Interior Secretary Mar Roxas said yesterday, government forces surrounding about 200 fighters from a Moro National Liberation Front rebel faction have started to advance and slowly retake rebel-held areas and clear roads in villages in the coastal outskirts of Zamboanga, a major port city.
Military spokesman Lt Col Ramon Zagala said the offensive was "calibrated" to protect a still-unspecified number of hostages still held by the rebels.
Troops have not resorted to heavy artillery fire, rockets or launched airstrikes to protect the hostages and civilians, officials said, adding that 47 of the 56 deaths were from the rebel ranks while four civilians were killed, along with two soldiers and three policemen.
Aside from the hostages, the rebels have reportedly detonated bombs to set dozens of houses on fire to slow the troops' advance.

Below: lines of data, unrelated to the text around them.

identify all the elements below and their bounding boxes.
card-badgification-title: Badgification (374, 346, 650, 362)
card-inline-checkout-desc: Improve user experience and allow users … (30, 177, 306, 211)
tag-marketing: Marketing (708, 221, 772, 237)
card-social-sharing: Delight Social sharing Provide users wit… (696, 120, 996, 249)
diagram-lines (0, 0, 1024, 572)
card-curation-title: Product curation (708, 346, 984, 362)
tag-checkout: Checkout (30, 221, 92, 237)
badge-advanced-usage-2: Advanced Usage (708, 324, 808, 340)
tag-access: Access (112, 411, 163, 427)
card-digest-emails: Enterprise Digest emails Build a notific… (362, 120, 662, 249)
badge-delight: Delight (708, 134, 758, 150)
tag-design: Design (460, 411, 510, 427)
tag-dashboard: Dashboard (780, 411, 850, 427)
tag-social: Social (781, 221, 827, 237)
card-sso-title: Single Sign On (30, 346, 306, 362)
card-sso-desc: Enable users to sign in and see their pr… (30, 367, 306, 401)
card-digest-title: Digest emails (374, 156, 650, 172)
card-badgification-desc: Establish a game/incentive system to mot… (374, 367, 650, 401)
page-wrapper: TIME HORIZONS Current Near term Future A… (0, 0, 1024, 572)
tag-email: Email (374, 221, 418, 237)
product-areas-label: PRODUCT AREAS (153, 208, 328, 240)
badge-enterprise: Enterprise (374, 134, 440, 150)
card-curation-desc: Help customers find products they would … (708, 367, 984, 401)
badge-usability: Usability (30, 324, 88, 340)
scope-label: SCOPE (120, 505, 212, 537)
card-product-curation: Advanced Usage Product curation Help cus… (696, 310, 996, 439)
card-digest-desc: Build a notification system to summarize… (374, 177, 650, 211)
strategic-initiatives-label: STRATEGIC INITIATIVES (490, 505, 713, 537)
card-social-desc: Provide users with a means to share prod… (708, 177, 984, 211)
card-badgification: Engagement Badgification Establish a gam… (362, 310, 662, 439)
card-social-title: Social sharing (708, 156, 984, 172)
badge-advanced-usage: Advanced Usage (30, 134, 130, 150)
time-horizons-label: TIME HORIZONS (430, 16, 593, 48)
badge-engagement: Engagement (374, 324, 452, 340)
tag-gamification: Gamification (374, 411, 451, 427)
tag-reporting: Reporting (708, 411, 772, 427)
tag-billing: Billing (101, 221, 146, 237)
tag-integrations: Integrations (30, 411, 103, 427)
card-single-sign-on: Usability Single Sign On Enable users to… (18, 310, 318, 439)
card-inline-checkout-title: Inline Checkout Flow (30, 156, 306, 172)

In rebel-held Santa Catalina village, an AP photographer witnessed how troops advanced behind armoured carriers to retake a road stretch only to be stalled by rebel fire, clusters of burning houses and apparent hostages yelling, "Don't fire, don't fire."
President Benigno Aquino III said more firefights were expected but assured more than 62,000 displaced villagers being sheltered at a sports complex in Zamboanga city that the rebels' capability to sow trouble has been degraded and the government was working to end the crisis soon.
Although the fighting had been contained in just three coastal villages by yesterday, Roxas said the danger to the trading city of nearly a million people remained serious and its international airport would have to remain closed, along with the main seaport.